第43回 工場監査のススメ

最近大きな話題となっている「ギョーザ中毒事件」・・・食の安全が脅かされたことから、我々に与えたショックは大きかったわけですが、この事件から自分(購買担当経験者)は“製造工場の工場監査に問題は無かったのか”と考えていました。そこで今回は中国での工場監査について書いてみようと思います。

自分がメーカーの購買担当だった頃、中国各地の工場を回っては工場監査、現場指導、品質改善・・・と海外出張を繰り返していた時期がありました。最初のうちは海外ということもあって見るものすべてが新鮮で、それこそ工場のすべてを見てやろうと時間をかけて見回っていたものですが、いつの頃からか工場監査には“コツ”があるのだと悟り、また多くの工場長に師事して頂いたことで、効率良く工場監査を行うことが出来るようになったと思っています。


<工場監査のポイント>
・入退室管理の盲点を探せ
 実際に中国の工場を視察された方であればご経験があるでしょうが、まずは警備員の対応に驚かれることでしょう(格好の良い敬礼をしており、非常に心強く感じる方も多いようです)。セキュリティチェックを担当する警備員は、工場内部に不審なものを持ち込ませないための重要な役割を担っています。
 工場長以下、工場幹部と一緒に工場を視察していると「これほどまでに厳重な管理を行っているので私物持ち込みや金型などの盗難など絶対に発生しません・・・」と説明しているのですが(当然そのように言うでしょうが)、このような大名行列の際にセキュリティの甘さをさらけ出すことはほとんどないといって良いですので、ここでの見るべきポイントは商品搬出口のセキュリティ体制となります。
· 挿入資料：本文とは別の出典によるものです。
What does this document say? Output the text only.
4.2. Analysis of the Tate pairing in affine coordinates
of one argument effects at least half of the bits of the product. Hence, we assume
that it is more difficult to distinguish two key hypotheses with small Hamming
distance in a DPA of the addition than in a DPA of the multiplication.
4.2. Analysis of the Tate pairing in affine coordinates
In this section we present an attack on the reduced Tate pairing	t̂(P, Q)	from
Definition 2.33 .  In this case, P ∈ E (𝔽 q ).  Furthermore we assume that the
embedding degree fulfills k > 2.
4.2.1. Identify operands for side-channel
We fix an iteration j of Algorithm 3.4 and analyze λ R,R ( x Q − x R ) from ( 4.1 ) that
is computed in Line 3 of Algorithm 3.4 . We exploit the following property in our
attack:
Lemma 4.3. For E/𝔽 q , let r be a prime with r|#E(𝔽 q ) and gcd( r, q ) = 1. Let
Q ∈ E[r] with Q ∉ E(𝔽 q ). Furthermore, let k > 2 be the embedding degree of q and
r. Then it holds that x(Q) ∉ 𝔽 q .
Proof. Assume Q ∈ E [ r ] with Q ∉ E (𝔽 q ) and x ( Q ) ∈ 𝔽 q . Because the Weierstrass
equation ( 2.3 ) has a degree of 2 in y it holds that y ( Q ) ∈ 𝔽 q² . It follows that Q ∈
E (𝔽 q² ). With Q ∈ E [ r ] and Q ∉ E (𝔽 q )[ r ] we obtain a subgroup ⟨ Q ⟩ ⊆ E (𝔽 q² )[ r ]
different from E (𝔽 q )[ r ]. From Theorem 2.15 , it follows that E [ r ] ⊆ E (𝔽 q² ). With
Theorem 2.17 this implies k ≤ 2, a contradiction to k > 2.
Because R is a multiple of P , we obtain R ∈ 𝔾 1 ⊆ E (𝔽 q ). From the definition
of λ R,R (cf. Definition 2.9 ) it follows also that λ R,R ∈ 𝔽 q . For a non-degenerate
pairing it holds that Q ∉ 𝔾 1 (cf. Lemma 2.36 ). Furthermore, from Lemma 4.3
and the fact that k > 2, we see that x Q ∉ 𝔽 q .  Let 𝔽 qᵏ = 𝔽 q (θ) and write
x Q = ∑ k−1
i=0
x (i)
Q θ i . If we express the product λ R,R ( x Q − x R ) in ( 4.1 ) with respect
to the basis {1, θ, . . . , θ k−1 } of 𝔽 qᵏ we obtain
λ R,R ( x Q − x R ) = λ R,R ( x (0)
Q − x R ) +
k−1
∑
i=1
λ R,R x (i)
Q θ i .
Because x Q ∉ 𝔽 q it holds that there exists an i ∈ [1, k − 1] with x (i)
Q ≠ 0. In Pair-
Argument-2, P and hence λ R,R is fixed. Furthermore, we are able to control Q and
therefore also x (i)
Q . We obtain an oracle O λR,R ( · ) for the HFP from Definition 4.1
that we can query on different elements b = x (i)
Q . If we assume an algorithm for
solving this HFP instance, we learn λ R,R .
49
脇が甘い工場では工員通用口のチェックがメインとなってしまい、搬出口から堂々と建物内部に入ることが出来てしまう場合もありますので見ておきたい箇所です。

・倉庫の空調設備
 資材倉庫や製品倉庫などに設置されている空調設備はチェックしておきましょう。とある国営企業の工場(広東省)で見かけたのですが、夏になると窓を開けて扇風機を回しているだけという倉庫がありました。室内気温も40度を超すほどの異常値でしたが、特に問題だったのが湿度です、いくら製造ラインをしっかりと管理しても資材倉庫がこの状態では歩留まりは良くなりませんよね(実際に他社より不良率が高かった)。
それと原材料混入防止策やFIFO(先入れ先出し)については実際に台帳やSOPなどを見て評価しますが、見て分からない箇所があればドンドン担当者に確認しましょう(台帳確認時には文字が綺麗に書かれているかまでチェックして下さい)。

・製造ラインでは不良品箱を確認
 ラインで発生した不良品は「不良品箱(赤い箱の場合が多い)」と呼ばれる箱に投入しますが、この管理体制(不良箇所を明確にした状態で投入しているか、不良原因毎に種別されているか、不良箇所の原因分析を行って次ロットの製造にフィードバックさせているかなど)を把握するだけでも工場全体の良し悪しがみえてくるものです。
 それと工程毎に作業手順書が掲示されていますが(工員の前に吊るされています)、これは作業内容が一瞬で判断できるように作成されているか確認しましょう(文章よりも絵で説明してあるほうが分かりやすいですよね)。また工具を使用している場合は校正管理台帳の確認を忘れずに。

・ISO9001取得済、でOK?
 「我が社はISO9001を取得しており?」という説明をほとんどの工場で耳にしますが(取引条件にISO9001取得必須としている企業が多いので仕方の無いことですが)、工員に対してどれほどISO教育を行っているか確認し、また実際に聞いてみましょう(ISO専任部門だけが活動している、つまり更新審査のためだけに努力しているケースも見受けられます)。
 一時期はどこの工場に行っても同じ種類のリングファイルを各部門にずらっと並べていたものですが、おそらくコンサルタント会社が指導したことをそのまま実践していたのでしょう(中身を拝見すると非常に綺麗なものでした=読まれた形跡がほとんどなかった)。

・本当の良さは工場監査では分からない
 工場の良し悪しというのは「不具合発生時の対処方法」でも判断できます。すなわち、「不良品を出荷した場合にはミスを認め、不眠不休で改修し、改善策を検討してくれる工場」・・・これが本当の良さなのではないでしょうか(ミスは発生するものです、どんな場合でも)。
同じ人間として尊重しあい、対等の目線でミッションに取り組む姿勢を持った工場を探し出すことが出来れば、きっと皆さんの工場監査は成功したと言えるでしょう。